Es ist bekannt, dass JP Morgan eine massive Short-Position am Silbermarkt hält. Einige Marktbeobachter bezichtigen JP Morgan, die rechte Hand der Federal Reserve zu sein, beauftragt, den Silberpreis zu drücken, da er ein Gradmesser für das Vertrauen in den US-Dollar sein soll. Die Short-Positionen sollen, so die Behauptungen weiter, nicht durch eine Gegenposition gedeckt sein, sprich: Es sind "nackte Leerverkäufe". Entsprechend hoch, so heißt es jetzt, seien auch die Verluste, nachdem Silber seit September um 72% angestiegen ist. 3,3 Milliarden Unzen Silber soll die Short-Position groß sein, das ist mehr Silber, als es auf der Erde überhaupt gibt.

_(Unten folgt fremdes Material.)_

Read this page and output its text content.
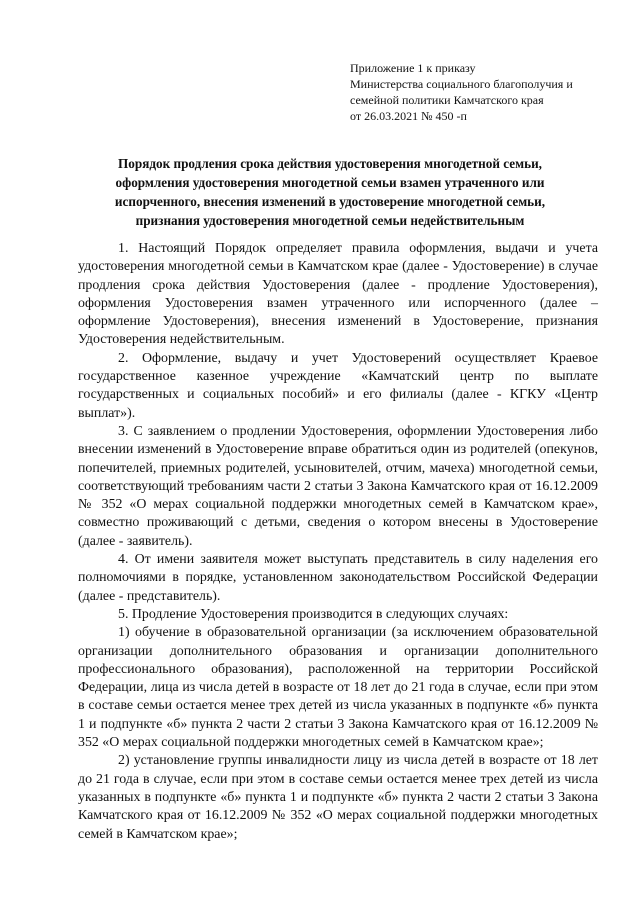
Приложение 1 к приказу
Министерства социального благополучия и
семейной политики Камчатского края
от 26.03.2021 № 450 -п
Порядок продления срока действия удостоверения многодетной семьи,
оформления удостоверения многодетной семьи взамен утраченного или
испорченного, внесения изменений в удостоверение многодетной семьи,
признания удостоверения многодетной семьи недействительным

1. Настоящий Порядок определяет правила оформления, выдачи и учета удостоверения многодетной семьи в Камчатском крае (далее - Удостоверение) в случае продления срока действия Удостоверения (далее - продление Удостоверения), оформления Удостоверения взамен утраченного или испорченного (далее – оформление Удостоверения), внесения изменений в Удостоверение, признания Удостоверения недействительным.

2. Оформление, выдачу и учет Удостоверений осуществляет Краевое государственное казенное учреждение «Камчатский центр по выплате государственных и социальных пособий» и его филиалы (далее - КГКУ «Центр выплат»).

3. С заявлением о продлении Удостоверения, оформлении Удостоверения либо внесении изменений в Удостоверение вправе обратиться один из родителей (опекунов, попечителей, приемных родителей, усыновителей, отчим, мачеха) многодетной семьи, соответствующий требованиям части 2 статьи 3 Закона Камчатского края от 16.12.2009 № 352 «О мерах социальной поддержки многодетных семей в Камчатском крае», совместно проживающий с детьми, сведения о котором внесены в Удостоверение (далее - заявитель).

4. От имени заявителя может выступать представитель в силу наделения его полномочиями в порядке, установленном законодательством Российской Федерации (далее - представитель).

5. Продление Удостоверения производится в следующих случаях:

1) обучение в образовательной организации (за исключением образовательной организации дополнительного образования и организации дополнительного профессионального образования), расположенной на территории Российской Федерации, лица из числа детей в возрасте от 18 лет до 21 года в случае, если при этом в составе семьи остается менее трех детей из числа указанных в подпункте «б» пункта 1 и подпункте «б» пункта 2 части 2 статьи 3 Закона Камчатского края от 16.12.2009 № 352 «О мерах социальной поддержки многодетных семей в Камчатском крае»;

2) установление группы инвалидности лицу из числа детей в возрасте от 18 лет до 21 года в случае, если при этом в составе семьи остается менее трех детей из числа указанных в подпункте «б» пункта 1 и подпункте «б» пункта 2 части 2 статьи 3 Закона Камчатского края от 16.12.2009 № 352 «О мерах социальной поддержки многодетных семей в Камчатском крае»;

Soweit die "Vorgeschichte" - jetzt der aktuelle Teil: Im Internet kursiert das Gerücht, wonach sich JP Morgan mit massiven Käufen von Basismetallen gegen die Verluste im Silbermarkt absichert. Tatsächlich wurde JP Morgan als Käufer von mehr als 50% der LME-Lagerbestände bei Kupfer identifiziert. Auch bei Nickel und Aluminiumlegierung sind große Positionen bekannt, die aber nicht zugeordnet werden können. Die Gerüchteküche brodelt und es wird gemunkelt, dass JP Morgan versuche, einen Short-Squeeze am Kupfermarkt auszulösen, um die Verluste aus der Silberposition auszugleichen. Es gibt auch schon ein Video auf Youtube, das sich wie ein Buschfeuer verbreitet:

Seit dem 2. Dezember wurde es bereits über 110.000 Mal aufgerufen. Nur Geschäftemache? Das Video wurde von Silvergoldsilver.com erstellt, einem Edelmetallhändler aus Kanada. Passend zum Video setzte der Händler auch die Nachricht in die Welt, dass seine Silbermünzen und -barren ausverkauft seien und bis zum 6. Dezember keine neuen Bestellungen mehr angenommen würden.